Ce dimanche, Airbus, six compagnies aériennes européennes, et les équipementiers français Safran et allemand MTU, ont adressé une lettre aux chefs des gouvernements français, britannique, allemand et espagnol, tous appartenant aux pays fondateurs d’Airbus.

Les signataires alertent sur les conséquences économiques de cette taxe qui menacerait leur secteur d’activité. Selon le patron de l’avionneur européen, Tom Enders, 1 millier d’emplois sont menacés chez Airbus, et un millier de plus dans la chaine d’approvisionnement.

Jeudi dernier, le patron d’EADS, Louis Gallois, avait annoncé que Pékin refusait d’approuver les commandes par des compagnies chinoises de 45 Airbus, dont 10 superjumbos A380. Le manque à gagner dépasserait les 9 milliards d’euros.
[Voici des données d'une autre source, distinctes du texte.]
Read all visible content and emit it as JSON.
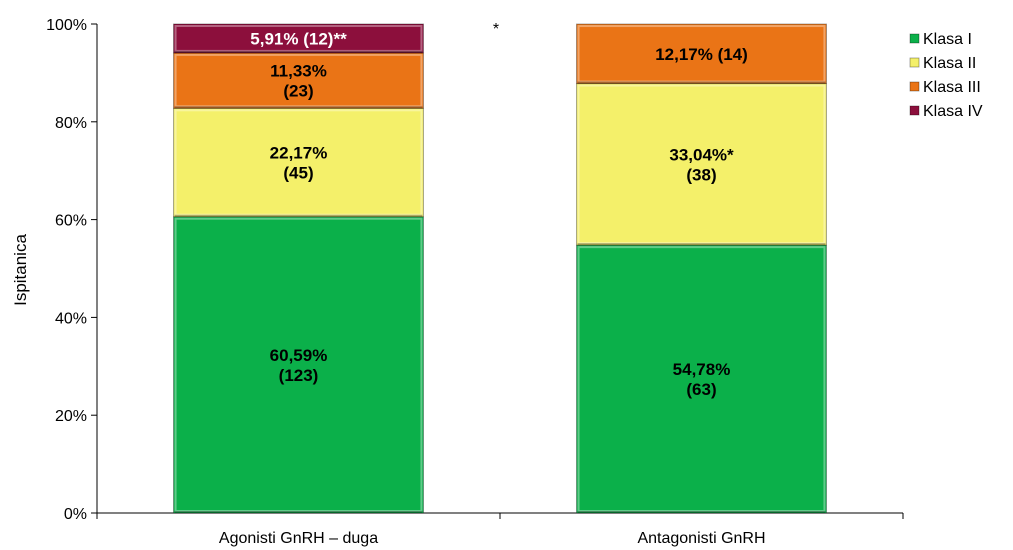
{
  "chart_data": {
    "type": "bar",
    "stacked": true,
    "percent_stacked": true,
    "title": "",
    "xlabel": "",
    "ylabel": "Ispitanica",
    "ylim": [
      0,
      100
    ],
    "yticks": [
      "0%",
      "20%",
      "40%",
      "60%",
      "80%",
      "100%"
    ],
    "categories": [
      "Agonisti GnRH – duga",
      "Antagonisti GnRH"
    ],
    "series": [
      {
        "name": "Klasa I",
        "color": "#0bb04a",
        "values": [
          60.59,
          54.78
        ],
        "labels": [
          [
            "60,59%",
            "(123)"
          ],
          [
            "54,78%",
            "(63)"
          ]
        ]
      },
      {
        "name": "Klasa II",
        "color": "#f4f06a",
        "values": [
          22.17,
          33.04
        ],
        "labels": [
          [
            "22,17%",
            "(45)"
          ],
          [
            "33,04%*",
            "(38)"
          ]
        ]
      },
      {
        "name": "Klasa III",
        "color": "#ea7416",
        "values": [
          11.33,
          12.17
        ],
        "labels": [
          [
            "11,33%",
            "(23)"
          ],
          [
            "12,17% (14)"
          ]
        ]
      },
      {
        "name": "Klasa IV",
        "color": "#8c0f3c",
        "values": [
          5.91,
          0
        ],
        "labels": [
          [
            "5,91% (12)**"
          ],
          []
        ]
      }
    ],
    "annotations": [
      "*"
    ],
    "legend_position": "right",
    "grid": false
  }
}
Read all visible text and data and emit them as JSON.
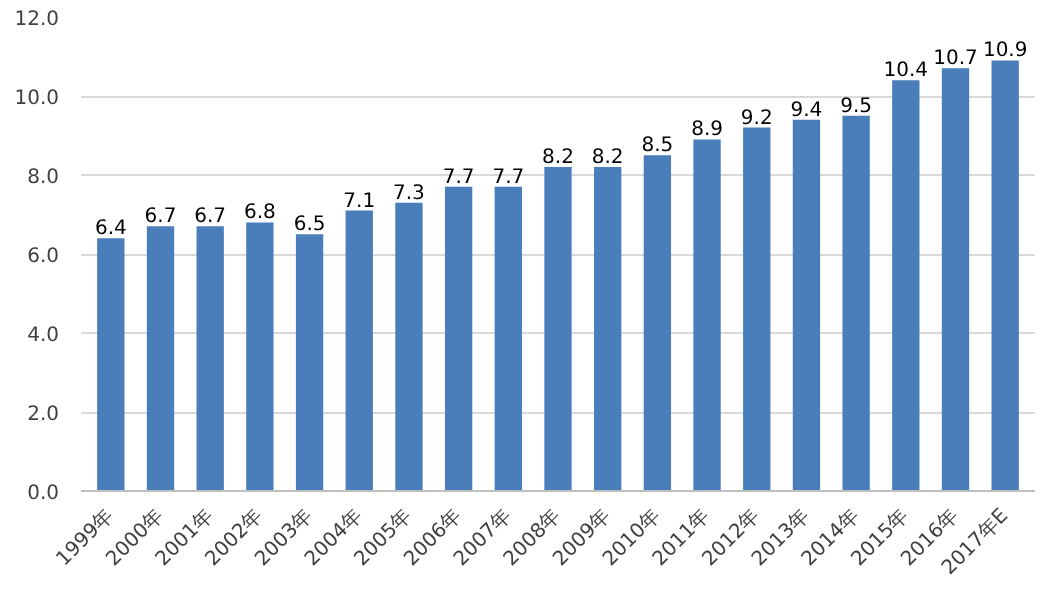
{
  "chart_data": {
    "type": "bar",
    "categories": [
      "1999年",
      "2000年",
      "2001年",
      "2002年",
      "2003年",
      "2004年",
      "2005年",
      "2006年",
      "2007年",
      "2008年",
      "2009年",
      "2010年",
      "2011年",
      "2012年",
      "2013年",
      "2014年",
      "2015年",
      "2016年",
      "2017年E"
    ],
    "values": [
      6.4,
      6.7,
      6.7,
      6.8,
      6.5,
      7.1,
      7.3,
      7.7,
      7.7,
      8.2,
      8.2,
      8.5,
      8.9,
      9.2,
      9.4,
      9.5,
      10.4,
      10.7,
      10.9
    ],
    "color": "#4a7ebb",
    "ylim": [
      0,
      12
    ],
    "yticks": [
      {
        "value": 0,
        "label": "0.0"
      },
      {
        "value": 2,
        "label": "2.0"
      },
      {
        "value": 4,
        "label": "4.0"
      },
      {
        "value": 6,
        "label": "6.0"
      },
      {
        "value": 8,
        "label": "8.0"
      },
      {
        "value": 10,
        "label": "10.0"
      },
      {
        "value": 12,
        "label": "12.0"
      }
    ],
    "grid": "y",
    "data_labels": true
  }
}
La faute à la taxe carbone imposée par l’UE.

Celle-ci oblige toutes les compagnies opérant dans l’UE à acheter l‘équivalent de 15% de leurs émissions de CO2. Selon la Commission européenne, cela représente un coût de 2 à 12 euros par passager.

Or la Chine a interdit à ses compagnies de payer cette taxe censée lutter contre le réchauffement climatique dont est en partie responsable le CO2. Le trafic aérien produit 3% des gaz à effet de serre.

Vendredi, les ministres de l’Environnement de l’UE ont réitéré leur soutien à la taxe carbone. La Commissaire chargée du Climat, Connie Hedegaard, a prévenu que l’Union européenne prendra les mesures appropriées contre toute éventuelles rétorsions.